These days, branding is pervasive in just about all aspects of our lives. We see the way celebrities take advantage of self-branding. They get a lot of help from companies that want to leverage their products with celebrity branding equities. We all know that an endorsement from someone like Oprah when she was on air just about constantly, meant instant success. One word from Oprah or better yet if your product ended up or ends up on her favorites list you can gain an audience and have your product or book take off like never before.
Then there were Tigers of Money from Japan (2001) and the Dragons’ Den from Britain (2005) which were the television programs on which Shark Tank is based. Once your product or service makes it on to Shark Tank, depending on many factors, you can elevate your brand even without and investment.
So how do service professionals make it through all the branding noise that is constant and loud around us?
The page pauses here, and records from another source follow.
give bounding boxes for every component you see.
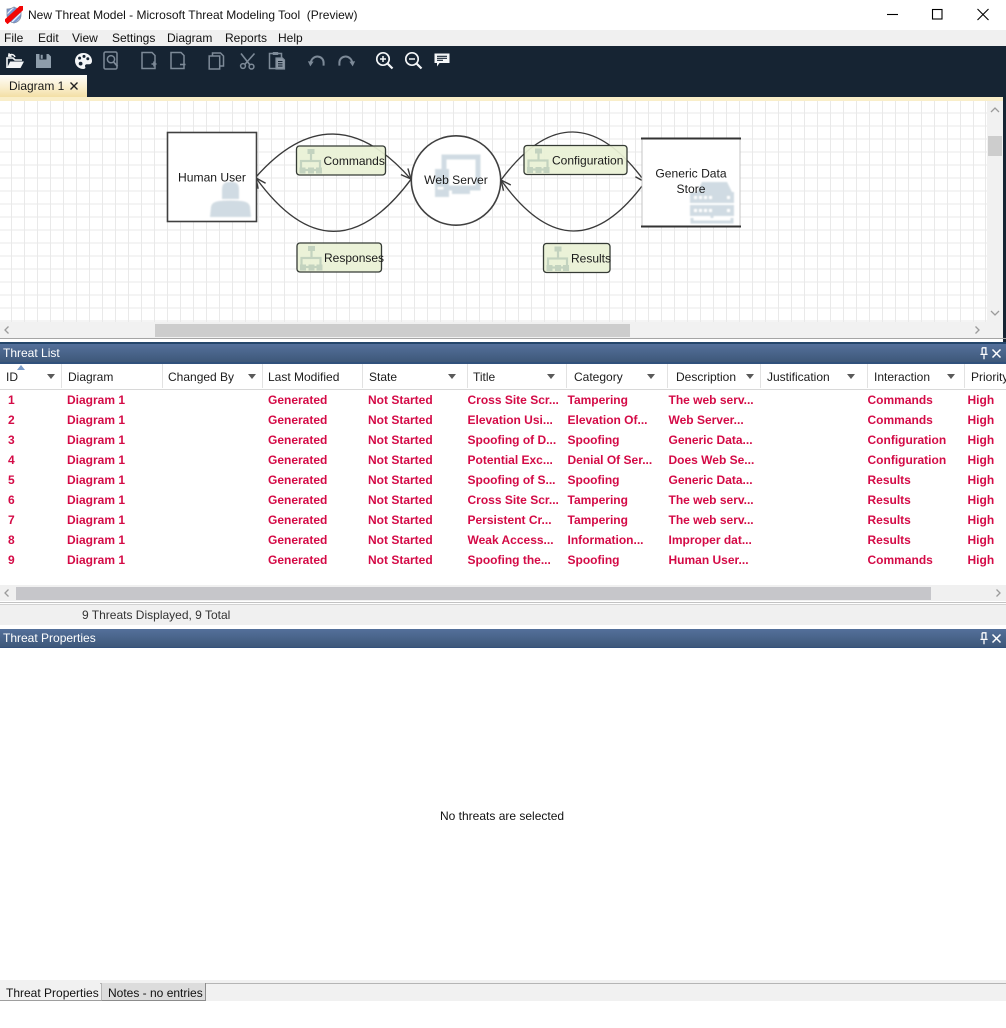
svg-text:Responses: Responses <box>324 251 384 265</box>
svg-text:Human User: Human User <box>178 171 246 185</box>
svg-text:Store: Store <box>677 182 706 196</box>
svg-text:Web Server: Web Server <box>424 173 488 187</box>
svg-text:Commands: Commands <box>324 154 385 168</box>
svg-text:Configuration: Configuration <box>552 154 623 168</box>
svg-text:Results: Results <box>571 252 611 266</box>
svg-text:Generic Data: Generic Data <box>655 167 727 181</box>
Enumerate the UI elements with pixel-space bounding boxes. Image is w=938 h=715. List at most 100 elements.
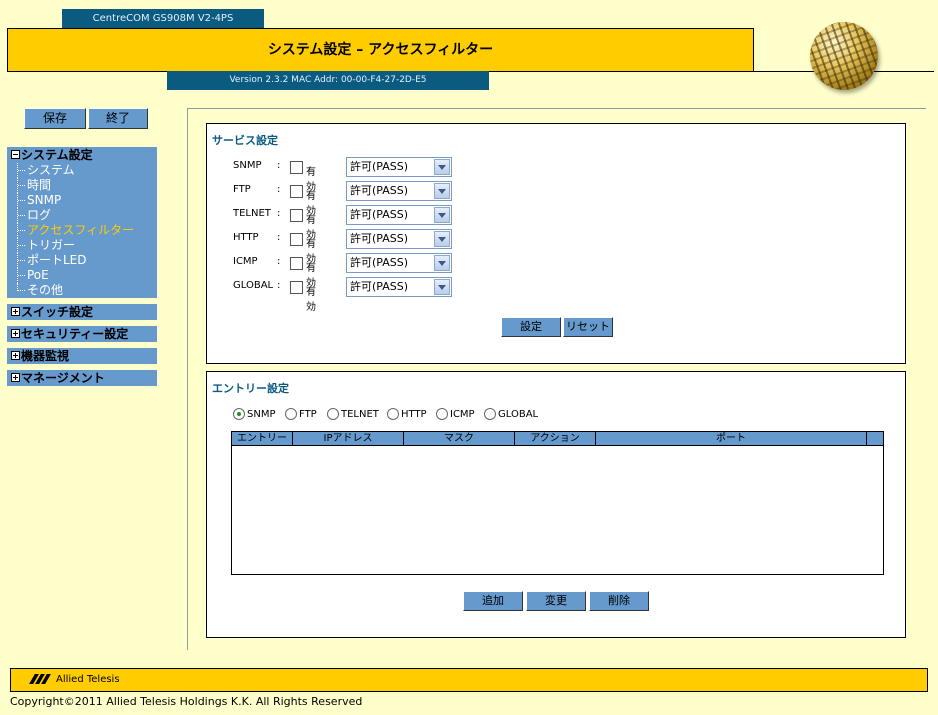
action-select[interactable]: 許可(PASS) (346, 277, 452, 297)
radio-global[interactable]: GLOBAL (484, 408, 538, 424)
save-button[interactable]: 保存 (24, 108, 86, 129)
nav-group-label: マネージメント (21, 371, 105, 385)
column-port: ポート (596, 432, 867, 446)
entry-settings-title: エントリー設定 (212, 382, 289, 395)
enable-checkbox[interactable] (290, 257, 303, 270)
action-select[interactable]: 許可(PASS) (346, 157, 452, 177)
radio-icon[interactable] (285, 408, 297, 420)
nav-item-poe[interactable]: PoE (7, 268, 157, 283)
nav-item-label: システム (27, 163, 75, 177)
nav-group-switch[interactable]: スイッチ設定 (7, 304, 157, 320)
nav-item-trigger[interactable]: トリガー (7, 238, 157, 253)
radio-snmp[interactable]: SNMP (233, 408, 276, 424)
column-ip-address: IPアドレス (293, 432, 404, 446)
reset-button[interactable]: リセット (563, 317, 613, 337)
tree-line-icon (17, 208, 27, 223)
action-select[interactable]: 許可(PASS) (346, 205, 452, 225)
nav-group-security[interactable]: セキュリティー設定 (7, 326, 157, 342)
nav-group-label: 機器監視 (21, 349, 70, 363)
nav-item-system[interactable]: システム (7, 163, 157, 178)
entry-settings-panel: エントリー設定 SNMP FTP TELNET HTTP ICMP GLOBAL… (206, 371, 906, 638)
nav-system-label: システム設定 (21, 148, 93, 162)
chevron-down-icon (434, 183, 450, 199)
footer-bar (10, 668, 928, 692)
action-select[interactable]: 許可(PASS) (346, 181, 452, 201)
radio-icon[interactable] (233, 408, 245, 420)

And how do we as professionals, remain within our ethical and other guidelines for marketing when social media and the web have taken a strangle hold on our firm or personal reputations?
Over the years many lawyers and law firms have approached me asking this question. There is no one answer, but there is a core issue in branding that doesn’t waiver, doesn’t change and will always be critical to your branding success and that is, the truth.
Contrary to the realities out there as to what we can and cannot believe in the news and from certain politicians these days, there is truth to be found in who we are as professionals. And as in all branding exercises, if we are not truthful about who we are and what we can do well for our clients within our branding messages, we can suffer greatly. I am not talking about the difficulties often faced by dissatisfied clients who may or may not have a legitimate issue with our representation and who get on Yelp or another review site and post a bad review. I am talking about selling the realities of who we are and how we stand apart from other counsel, or the competition.
For example, as a personal injury lawyer, saying your firm is compassionate or understanding while clients are going through tough litigation in which injuries or worse occurred, is fine. But if your telephones are answered by someone who is off putting and clearly a gate keeper without that compassion, you have presented potential clients with a dissonance from what you have said you are. It is very difficult to overcome that kind of failure.
So develop your key points of differentiation and be brutally honest about them.